Laporan Wartawan Tribunnews.com, Aisyah Nursyamsi
TRIBUNNEWS.COM, JAKARTA - Penurunan prevalensi stunting masih menjadi tantangan menjelang akhir pemerintahan pemerintahan Presiden Joko Widodo (Jokowi).
Pemerintah telah mencanangkan prevalensi stunting turun hingga 14 persen sebagai target nasional pada 2024.
Diketahui tahun lalu angka prevalensi stunting masih berada pada kisaran 21 persen.
Tentang hal ini, epidemiolog dan ahli kesehatan global Dicky Budiman mengatakan penanganan stunting di Indonesia belum menyentuh akar mula permasalahan.

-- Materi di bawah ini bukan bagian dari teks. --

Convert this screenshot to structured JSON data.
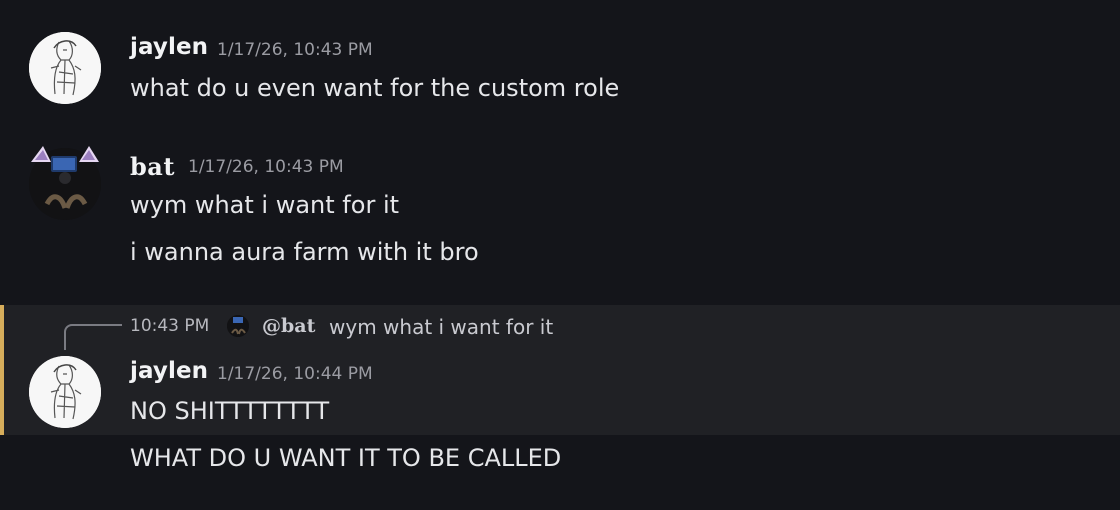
{
  "messages": [
    {
      "author": "jaylen",
      "timestamp": "1/17/26, 10:43 PM",
      "lines": [
        "what do u even want for the custom role"
      ]
    },
    {
      "author": "bat",
      "timestamp": "1/17/26, 10:43 PM",
      "lines": [
        "wym what i want for it",
        "i wanna aura farm with it bro"
      ]
    },
    {
      "reply": {
        "time": "10:43 PM",
        "author": "@bat",
        "text": "wym what i want for it"
      },
      "author": "jaylen",
      "timestamp": "1/17/26, 10:44 PM",
      "lines": [
        "NO SHITTTTTTTT",
        "WHAT DO U WANT IT TO BE CALLED"
      ]
    }
  ],
  "colors": {
    "background": "#14151a",
    "highlight": "#202125",
    "highlight_accent": "#d6ad5b",
    "timestamp": "#9b9ca3",
    "text": "#e6e7ea"
  },
  "icons": {
    "avatar_jaylen": "sketch-character-avatar",
    "avatar_bat": "cat-ear-avatar"
  }
}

"Kritik saya pada komitmen pemerintah terhadap penanganan santing ini adalah tidak komprehensif. Tidak juga memakai pendekatan akar masalah dari stunting," katanya kepada Tribunnews, Jumat, (14/6/2024).
Akar permasalahan stunting di Indonesia secara konsisten telah diketahui lewat pembuktian ilmiah.
Karena itu, untuk menyelesaikan stunting menurut Dicky bukan sekadar program kesehatan atau pemberian makan saja. Namun, perlu ada kolaborasi lintas sektor.
"Nah, ini kan harus diselesaikan, tidak bisa hanya dengan memberi program misalnya makanan dan lain sebagainya," kata Dicky.
Selama bertahun-tahun, lanjut Dicky, akar kemunculan stunting di Indonesia selalu sama.
Pertama, sejak usia 6 bulan pertama setelah kelahiran, bayi tidak diberi air susu ibu (ASI).
Baca juga: Angka Stunting di Kota Semarang Tinggal 825 Kasus, Mbak Ita Harapkan Inovasi Berkelanjutan
Banyak faktor penyebab anak pada usia 6 bulan pertama tidak mendapatkan ASI, misalnya karena masalah literasi atau ibu yang mengalami kekurangan gizi.
Kedua, terjadinya stunting berkaitan dengan rendahnya status sosial dan ekonominya keluarga.
Ketiga, kelahiran prematur. Kelahiran sebelum waktunya juga menjadi salah satu faktor kemunculan stunting.
Keempat, tinggi badan pendek. Tinggi badan pendek bisa terjadi sejak kelahiran si bayi. Biasanya ini disebabkan oleh masalah pada saat masa kehamilan.
Misalnya, ibu mengalami kekurangan gizi atau zat lain yang dibutuhkan si bayi selama dalam kandungan.
Kelima, infeksi berulang pada anak. Infeksi berulang bisa disebabkan oleh keberadaan virus atau kuman.
Namun, lingkungan yang tidak bersih atau tidak sehat juga sangat memengaruhi kesehatan anak.
Contohnya, udara yang berpolusi di sebagian wilayah Indonesia. Udara yang berpolusi bisa menyebabkan beragam masalah kesehatan.
Salah satunya dampaknya ialah anak bisa mengalami infeksi saluran pernapasan atas hingga berulang kali.
Akibatnya, asupan nutrisi anak yang harusnya dibutuhkan untuk tumbuh kembang malah terpakai untuk penyembuhan.
"Memang tidak bisa bicara sesederhana di program kesehatan saja. Ini sangat komprehensif. Akhirnya, tidak heran kegagalan target penurunan stunting itu terjadi," katanya.